New Version of Magnum out

Posted by Kaya Kupferschmidt • Monday, January 2. 2006 • Category: OpenGL

It's already some months since the last demo for Magnum has been published. Unfortunately a real new demo is not ready yet (I am even not working on any), but the library has been extended by many new features including

  • Transparency support

  • Picking

  • New input methods for VR devices like the P5 Glove

  • Camera Layers

  • many bugfixes and improvements

Most of the work is behind the scenes, but the biggest new feature probably is picking, which is not only implemented in the model classes, but also in the scene3d universe class which enables effcient culling of nodes that cannot be hit by the pick-ray.

You can download the newest version of Magnum here and the newest test can be found here.

New OpenGL Extension: EXT_packed_depth_stencil

Posted by Kaya Kupferschmidt • Thursday, October 27. 2005 • Category: OpenGL
A new OpenGL specification for an extension has been finished by the "ARB superbuffers workgroup". The new extension called EXT_packed_depth_stencil is about a hardware-native format that handeles the depth-buffer and stencil buffer in one interleaved buffer. This extension allows to read from/write to such an combined depth/stencil buffer with one function call instead of two plus no conversion of the data is needed any more, which in turn should speed up such operations. Plus this new packed data format can be used together with the EXT_framebuffer_object extension which allows an application to render directly to a texture.

Currently I don't need this extension myself, but it is important to all those people out there who wanted to render to a texture using the stencil buffer - this was not possible on many consumer level graphics cards due to the lack of an appropriate render target format.

Finally - a new demo.

Posted by Kaya Kupferschmidt • Tuesday, September 6. 2005 • Category: OpenGL
Finally I decided to publish a new demo together with the current version of magnum, although the scene graph is still not in a working condition. But there are so many new features and bugfixes that I thought it would be a good time to release at least something.

The demo itself is using the long awaited EXT_framebuffer_object extension from OpengGL for creating cubemaps for the reflections of each sphere rendered.

But there are so many new features in magnum, including new model loaders (LWO, MD2, MD3, MDS, PLY, OBJ), vertex and bone/skeleton animations (finally!) plus a lot of small changes and additions that make life easier. Some more demos coming soon, including animations!

On Quaternions and more...

Posted by Kaya Kupferschmidt • Monday, September 5. 2005 • Category: OpenGL
One important mathematical object for animating 3d graphcis objects are the so called quternions.
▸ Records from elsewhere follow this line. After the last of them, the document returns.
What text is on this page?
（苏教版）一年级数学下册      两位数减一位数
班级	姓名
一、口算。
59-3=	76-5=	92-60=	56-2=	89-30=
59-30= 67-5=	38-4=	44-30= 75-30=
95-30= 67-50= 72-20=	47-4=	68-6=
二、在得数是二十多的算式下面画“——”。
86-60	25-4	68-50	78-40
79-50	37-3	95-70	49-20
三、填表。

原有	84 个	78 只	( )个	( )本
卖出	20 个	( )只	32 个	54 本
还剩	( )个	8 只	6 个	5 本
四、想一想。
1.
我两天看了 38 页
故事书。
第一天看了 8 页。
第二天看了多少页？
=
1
It is not easy for beginners to understand the idea behind quaternions and why they work better than Euler angels. But for those interested in this subject I found to nice links, the first goes to a general geometry and graphics page which inculdes many other interesting tidbits: EuclideanSpace - building a 3D world.

The second link called Understanding Slerp, Then Not Using It is a rant about the important slerp operation. Here the author points out that slerp may be a very precise interpolation but that it is overkill for most applications and a much simpler normalised linear interpolations will do the job just as good.

So you can expect a new release of magnum soon which will include a lot of new features and more importers (PLY, LWO, MDS, MD2, MD3) plus vertex animations and skinned bone animations. So I haven't been lazy during the last weeks, but there are still some small things missing plus the scene graph module is defunct at the moment.


Huge 3d models

Posted by Kaya Kupferschmidt • Monday, August 8. 2005 • Category: OpenGL
I was looking for some big 3d models for some performance test, and I found the The Stanford 3D Scanning Repository which includes the original data sets of some popular 3d models, which range from medium (the Stanfort Bunny with 69451 triangles) to huge (the Stanfort Lucy with 28,055,742 triangles). So if you want to stress any 3d algorithm, these models might come in handy.

Crippeled OpenGL in Windows Vista?

Posted by Kaya Kupferschmidt • Sunday, August 7. 2005 • Category: OpenGL
Currently there are some rumors at the disccusion forum of about the OpenGL architecture in the next Windows release called "Windows Vista". They state that Microsoft will only provide a wrapped OpenGL 1.5 that sits on top of DirectX 9. This would mean degraded performance plus the end of the simple exntension system for OpenGL - with other words, Microsoft is going to kill OpenGL on Windows. And that in turn would probably kill OpenGL on most other platforms as most companies wouldn't care to port their software from Windows DirectX to OpenGL any more.

For some more information, you can browse these Microsoft Winhec slides:

"Windows Graphics Overview [WinHEC 2005; 171 KB]"

"Advances in Display and Composition Architecture for Windows [WinHEC 2005; 422 KB]"

You can follow the discussion here.

Let us hope that either these rumours turn out to be false or that Microsoft is willing to change their strategy.